Onze stad wordt 1 januari 2017 een speciale instantie rijker. De Raad voor de Rechtspraak streeft er namelijk naar om per die datum de Commercial Court te openen. Commerciële partijen kunnen hier hun grote (inter)nationale handelsconflicten aanhangig maken teneinde te worden beslecht, waarbij partijen ervoor kunnen kiezen om in het Engels te procederen. Zowel de zaken in eerste aanleg als in hoger beroep worden in Amsterdam afgedaan.

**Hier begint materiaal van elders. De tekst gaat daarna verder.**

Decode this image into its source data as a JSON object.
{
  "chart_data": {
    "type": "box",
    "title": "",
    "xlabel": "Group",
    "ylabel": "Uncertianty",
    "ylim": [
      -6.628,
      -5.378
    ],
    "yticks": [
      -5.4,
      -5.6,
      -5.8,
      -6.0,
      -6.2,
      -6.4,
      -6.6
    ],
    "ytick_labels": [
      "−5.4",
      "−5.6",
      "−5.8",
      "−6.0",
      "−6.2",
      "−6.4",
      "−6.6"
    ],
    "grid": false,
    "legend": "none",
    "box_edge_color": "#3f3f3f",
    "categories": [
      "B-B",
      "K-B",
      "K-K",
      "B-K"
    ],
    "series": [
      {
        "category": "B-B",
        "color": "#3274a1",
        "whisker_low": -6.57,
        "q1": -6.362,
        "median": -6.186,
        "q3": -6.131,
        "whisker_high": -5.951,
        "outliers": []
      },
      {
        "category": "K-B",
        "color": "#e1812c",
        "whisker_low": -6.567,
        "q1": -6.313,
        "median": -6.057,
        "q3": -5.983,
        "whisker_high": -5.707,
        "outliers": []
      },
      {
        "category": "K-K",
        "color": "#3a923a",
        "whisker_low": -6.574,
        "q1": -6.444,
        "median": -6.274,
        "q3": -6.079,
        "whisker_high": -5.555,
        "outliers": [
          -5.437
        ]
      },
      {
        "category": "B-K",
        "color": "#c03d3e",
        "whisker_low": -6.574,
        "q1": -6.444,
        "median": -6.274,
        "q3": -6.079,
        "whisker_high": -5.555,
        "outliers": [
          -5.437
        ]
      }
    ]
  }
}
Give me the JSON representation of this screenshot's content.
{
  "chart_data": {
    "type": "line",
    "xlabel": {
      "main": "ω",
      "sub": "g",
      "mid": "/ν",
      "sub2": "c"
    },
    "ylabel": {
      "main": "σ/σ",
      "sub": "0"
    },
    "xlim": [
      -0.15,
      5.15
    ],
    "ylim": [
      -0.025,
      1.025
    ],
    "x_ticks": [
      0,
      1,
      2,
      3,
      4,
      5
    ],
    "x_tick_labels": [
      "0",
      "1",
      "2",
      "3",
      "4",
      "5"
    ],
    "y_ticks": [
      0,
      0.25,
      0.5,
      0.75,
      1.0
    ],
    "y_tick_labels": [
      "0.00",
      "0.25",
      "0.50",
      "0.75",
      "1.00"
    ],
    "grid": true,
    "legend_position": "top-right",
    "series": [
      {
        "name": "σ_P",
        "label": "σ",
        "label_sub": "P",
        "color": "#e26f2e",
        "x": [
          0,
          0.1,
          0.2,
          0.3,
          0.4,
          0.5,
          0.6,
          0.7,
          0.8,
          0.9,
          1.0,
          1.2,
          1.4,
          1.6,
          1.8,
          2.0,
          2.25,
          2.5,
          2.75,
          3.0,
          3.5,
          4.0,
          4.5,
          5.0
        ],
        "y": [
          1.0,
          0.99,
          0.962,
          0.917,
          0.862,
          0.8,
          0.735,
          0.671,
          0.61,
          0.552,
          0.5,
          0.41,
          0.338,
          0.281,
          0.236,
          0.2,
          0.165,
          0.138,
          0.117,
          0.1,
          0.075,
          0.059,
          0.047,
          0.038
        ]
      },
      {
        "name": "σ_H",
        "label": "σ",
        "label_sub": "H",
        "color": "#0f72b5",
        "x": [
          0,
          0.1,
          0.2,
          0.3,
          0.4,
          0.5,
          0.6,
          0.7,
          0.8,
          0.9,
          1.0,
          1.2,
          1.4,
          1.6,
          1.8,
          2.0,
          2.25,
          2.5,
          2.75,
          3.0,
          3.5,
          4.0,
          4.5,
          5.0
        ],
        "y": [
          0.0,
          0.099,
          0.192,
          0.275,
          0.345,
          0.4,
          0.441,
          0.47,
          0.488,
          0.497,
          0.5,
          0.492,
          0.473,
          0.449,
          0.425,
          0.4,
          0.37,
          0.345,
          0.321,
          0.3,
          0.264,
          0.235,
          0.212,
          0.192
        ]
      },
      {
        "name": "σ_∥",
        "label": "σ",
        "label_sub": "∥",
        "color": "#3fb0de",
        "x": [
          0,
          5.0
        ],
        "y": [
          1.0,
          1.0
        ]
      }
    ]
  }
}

De Raad voor de rechtspraak heeft haar plannen voor een Commercial Court in januari 2016 afgerond, welke plannen reeds op 11 september 2014 door de Raad bij monde van voorzitter Bakker zijn benoemd. Ter onderbouwing van dit initiatief werd destijds door Bakker in zijn toespraak tijdens de dag van de rechtspraak betoogd dat goede rechtspraak bepalend is voor het vestigings- en ondernemingsklimaat in een land. Met andere woorden zou het onze economie ten goede komen als het bedrijfsleven hun handelsconflicten in Nederland zou kunnen beslechten. Het initiatief is dan ook een antwoord op de vraag vanuit het bedrijfsleven naar gespecialiseerde rechtspraak op het gebied van het handelsrecht. Middels deze vorm van geschillenbeslechting zouden grote en internationale handelsgeschillen sneller kunnen worden afgedaan. Veel commerciële bedrijven kiezen er op dit moment voor om hun geschillen voor te leggen aan een Commercial Court in het buitenland, aangezien zij dergelijke conflicten liever niet aanhangig maken bij de reguliere handelssectie van de rechtbank.
De Commercial Court is volledig zelfvoorzienend vanwege de kostendekkende tarieven die partijen moeten betalen. In januari 2016 was op de website van rechtspraak.nl te lezen dat de verwachting is dat er jaarlijks ongeveer 100 geschillen in eerste aanleg worden behandeld en 25 in hoger beroep.